In the prosecutor’s race, that advantage may go to Keith Kaneshiro. Kaneshiro, a Farrington High School, University of Hawaii and California Western School of Law grad served two terms as prosecuting attorney from 1989 to 1996. He chose not to run for re-election, thus leaving the way for Peter Carlisle to win the first of his four terms. Kaneshiro also did a stint as state public safety director in charge of the prison system under Gov. Ben Cayetano.
Kaneshiro told KITV’s Mahealani Richardson last week that he wants his old job back because the state faces “a critical time that calls for experienced leadership. We have public safety problems - the biggest being drugs.” Aformer deputy prosecutor credits Kaneshiro with establishing “vertical prosecution” - the appointment of a prosecutor who would follow a case from charging through trial, thus easing the trauma of victims retelling their stories to different prosecutors at different stages of the case. Kaneshiro also is praised for establishing special domestic violence and sexual abuse units (the latter of which was disbanded by Carlisle).
The choice of the staff in the prosecutor’s office appears to be Franklin Don Pacarro. A graduate of Saint Louis High School, UH and William S. Richardson Law School, Pacarro - currently in his 24th year in the
Prosecutor’s Office - is now the senior deputy prosecuting attorney in charge of the Trials Division, the largest unit in the office.
“He’s a true prosecutor,” says one of his former colleagues. “It’s the only job he’s ever done. Everyone in the office respects him. He knows himself, and he gets along with people. He’s willing to try any case out there.” His former boss shares the staff’s admiration. Said Carlisle in endorsing Pacarro: “He’s tried as many murder cases as I have (40 to be exact, 21 of which ended with life sentences). He knows how to work and supervise at the same time.”
Says another of his former colleagues: “Donny’s really good in trial. And he’s a very funny guy. It’s his time.” SHOPO, the police union, endorsed Pacarro.
Darwin Ching is the third smiling pros-ecutor’s face on city fences. A UH graduate in education, Ching taught social studies at Kaimuki Intermediate School before entering Richardson School of Law and graduating with its first class. Ching spent two years as a deputy state attorney general before a seven-year stint in the Honolulu Prosecutor’s Office in the 1980s.
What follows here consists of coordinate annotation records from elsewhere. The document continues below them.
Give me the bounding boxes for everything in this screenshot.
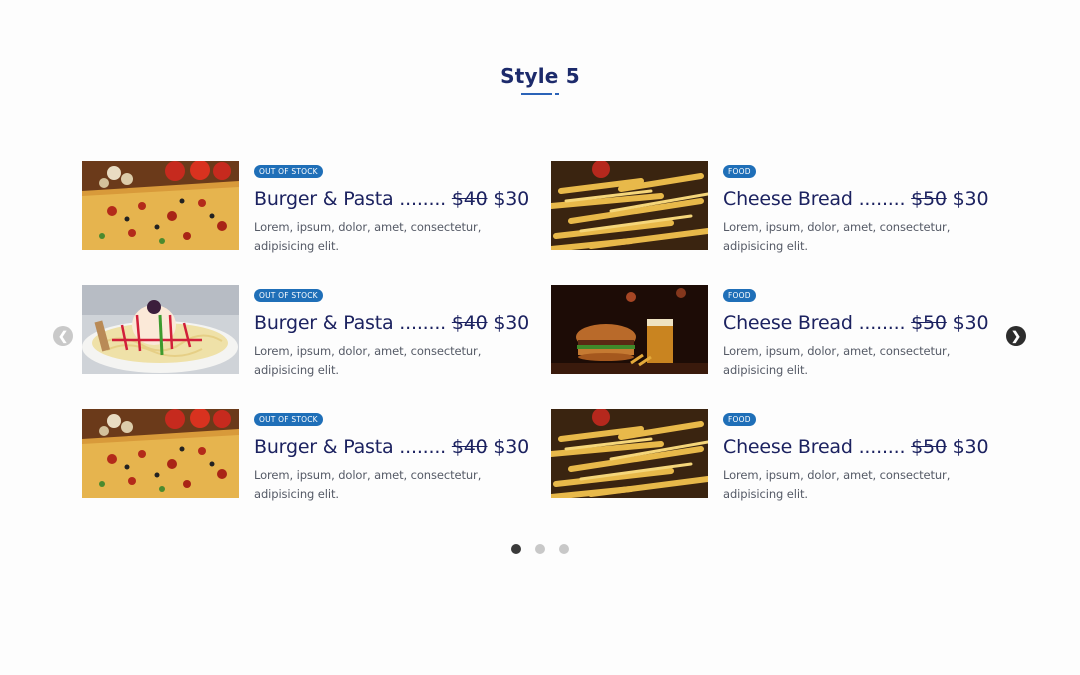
item-headline: Cheese Bread ........ $50 $30 xyxy=(723,312,1003,334)
food-image[interactable] xyxy=(82,161,239,250)
title-underline xyxy=(521,93,552,95)
chevron-right-icon: ❯ xyxy=(1010,329,1022,343)
status-badge: Out of stock xyxy=(254,289,323,302)
carousel-pagination xyxy=(511,544,569,554)
price: $30 xyxy=(952,436,989,458)
status-badge: Food xyxy=(723,413,756,426)
item-description: Lorem, ipsum, dolor, amet, consectetur, … xyxy=(723,344,951,377)
food-image[interactable] xyxy=(551,285,708,374)
item-description: Lorem, ipsum, dolor, amet, consectetur, … xyxy=(254,220,482,253)
item-headline: Burger & Pasta ........ $40 $30 xyxy=(254,312,534,334)
menu-item[interactable]: Out of stock Burger & Pasta ........ $40… xyxy=(82,285,529,377)
food-image[interactable] xyxy=(82,285,239,374)
icecream-pasta-image xyxy=(82,285,239,374)
status-badge: Food xyxy=(723,165,756,178)
item-headline: Cheese Bread ........ $50 $30 xyxy=(723,188,1003,210)
fries-image xyxy=(551,161,708,250)
price-leader: ........ xyxy=(858,188,906,210)
food-image[interactable] xyxy=(551,409,708,498)
old-price: $50 xyxy=(911,436,947,458)
item-name: Cheese Bread xyxy=(723,436,853,458)
price-leader: ........ xyxy=(399,188,447,210)
price-leader: ........ xyxy=(399,436,447,458)
carousel-next-button[interactable]: ❯ xyxy=(1006,326,1026,346)
price: $30 xyxy=(493,188,530,210)
food-image[interactable] xyxy=(82,409,239,498)
item-headline: Burger & Pasta ........ $40 $30 xyxy=(254,188,534,210)
price: $30 xyxy=(952,312,989,334)
price: $30 xyxy=(952,188,989,210)
price: $30 xyxy=(493,436,530,458)
item-description: Lorem, ipsum, dolor, amet, consectetur, … xyxy=(723,468,951,501)
fries-image xyxy=(551,409,708,498)
pizza-image xyxy=(82,409,239,498)
price-leader: ........ xyxy=(858,312,906,334)
food-image[interactable] xyxy=(551,161,708,250)
item-name: Burger & Pasta xyxy=(254,436,394,458)
price-leader: ........ xyxy=(399,312,447,334)
menu-item[interactable]: Out of stock Burger & Pasta ........ $40… xyxy=(82,409,529,501)
item-name: Cheese Bread xyxy=(723,188,853,210)
item-name: Cheese Bread xyxy=(723,312,853,334)
old-price: $50 xyxy=(911,312,947,334)
old-price: $50 xyxy=(911,188,947,210)
item-headline: Burger & Pasta ........ $40 $30 xyxy=(254,436,534,458)
price: $30 xyxy=(493,312,530,334)
price-leader: ........ xyxy=(858,436,906,458)
pagination-dot[interactable] xyxy=(511,544,521,554)
menu-item[interactable]: Food Cheese Bread ........ $50 $30 Lorem… xyxy=(551,285,991,377)
item-name: Burger & Pasta xyxy=(254,312,394,334)
old-price: $40 xyxy=(451,312,488,334)
old-price: $40 xyxy=(451,436,488,458)
pizza-image xyxy=(82,161,239,250)
burger-beer-image xyxy=(551,285,708,374)
carousel-prev-button[interactable]: ❮ xyxy=(53,326,73,346)
pagination-dot[interactable] xyxy=(559,544,569,554)
item-description: Lorem, ipsum, dolor, amet, consectetur, … xyxy=(254,468,482,501)
pagination-dot[interactable] xyxy=(535,544,545,554)
old-price: $40 xyxy=(451,188,488,210)
menu-item[interactable]: Food Cheese Bread ........ $50 $30 Lorem… xyxy=(551,161,991,253)
status-badge: Out of stock xyxy=(254,413,323,426)
item-description: Lorem, ipsum, dolor, amet, consectetur, … xyxy=(254,344,482,377)
chevron-left-icon: ❮ xyxy=(57,329,69,343)
item-description: Lorem, ipsum, dolor, amet, consectetur, … xyxy=(723,220,951,253)
item-name: Burger & Pasta xyxy=(254,188,394,210)
item-headline: Cheese Bread ........ $50 $30 xyxy=(723,436,1003,458)
title-underline-dot xyxy=(555,93,559,95)
menu-item[interactable]: Food Cheese Bread ........ $50 $30 Lorem… xyxy=(551,409,991,501)
section-title: Style 5 xyxy=(500,64,580,88)
status-badge: Food xyxy=(723,289,756,302)
menu-item[interactable]: Out of stock Burger & Pasta ........ $40… xyxy=(82,161,529,253)
menu-grid: Out of stock Burger & Pasta ........ $40… xyxy=(82,161,1002,501)
status-badge: Out of stock xyxy=(254,165,323,178)
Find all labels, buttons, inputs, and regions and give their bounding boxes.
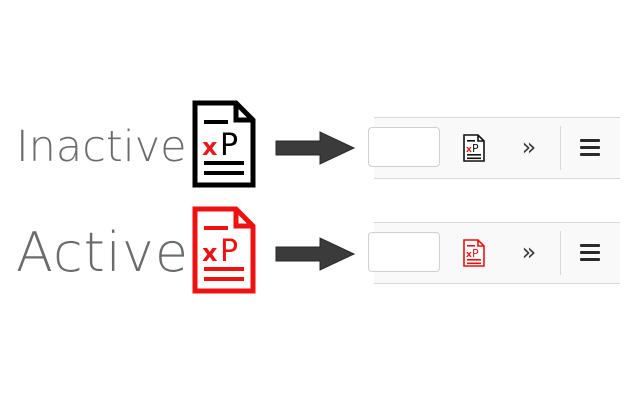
svg-text:P: P	[472, 142, 479, 155]
hamburger-menu-icon[interactable]	[580, 244, 600, 262]
right-arrow-icon	[275, 131, 356, 165]
xpath-document-icon-active: x P	[192, 206, 256, 294]
url-bar[interactable]	[368, 127, 440, 167]
icon-letter-x: x	[202, 133, 218, 161]
overflow-menu-button[interactable]: »	[514, 132, 544, 162]
xpath-document-icon-inactive: x P	[192, 100, 256, 188]
icon-letter-p: P	[220, 128, 238, 163]
browser-toolbar-active: x P »	[368, 222, 620, 284]
url-bar[interactable]	[368, 232, 440, 272]
hamburger-menu-icon[interactable]	[580, 139, 600, 157]
svg-text:P: P	[472, 247, 479, 260]
xpath-document-icon[interactable]: x P	[462, 133, 486, 163]
overflow-menu-button[interactable]: »	[514, 237, 544, 267]
active-label: Active	[16, 221, 190, 284]
toolbar-separator	[560, 126, 561, 170]
icon-letter-x: x	[202, 239, 218, 267]
icon-letter-p: P	[220, 234, 238, 269]
toolbar-separator	[560, 231, 561, 275]
xpath-document-icon[interactable]: x P	[462, 238, 486, 268]
inactive-label: Inactive	[16, 122, 187, 172]
browser-toolbar-inactive: x P »	[368, 117, 620, 179]
right-arrow-icon	[275, 237, 356, 271]
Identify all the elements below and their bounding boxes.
There he specialized in white-collar crime.
In 1988, Ching went into private practice, won a seat on the school board and most recently served three years as director of Labor and Industrial Relations for the state of Hawaii.
Ching has written that he wants to “redefine the role of prosecutor.” Despite data that shows Honolulu to be “the safest big city in America,” Ching points to repeat offenders, unsolved crimes and the enduring drug epidemic as signs of prosecutorial failure.
“We need a proactive approach,” Ching contends, “to the broken windows theory: If you don’t stop the small crimes it grows and encourages the larger crimes. We need to get the criminals before they become hardened.”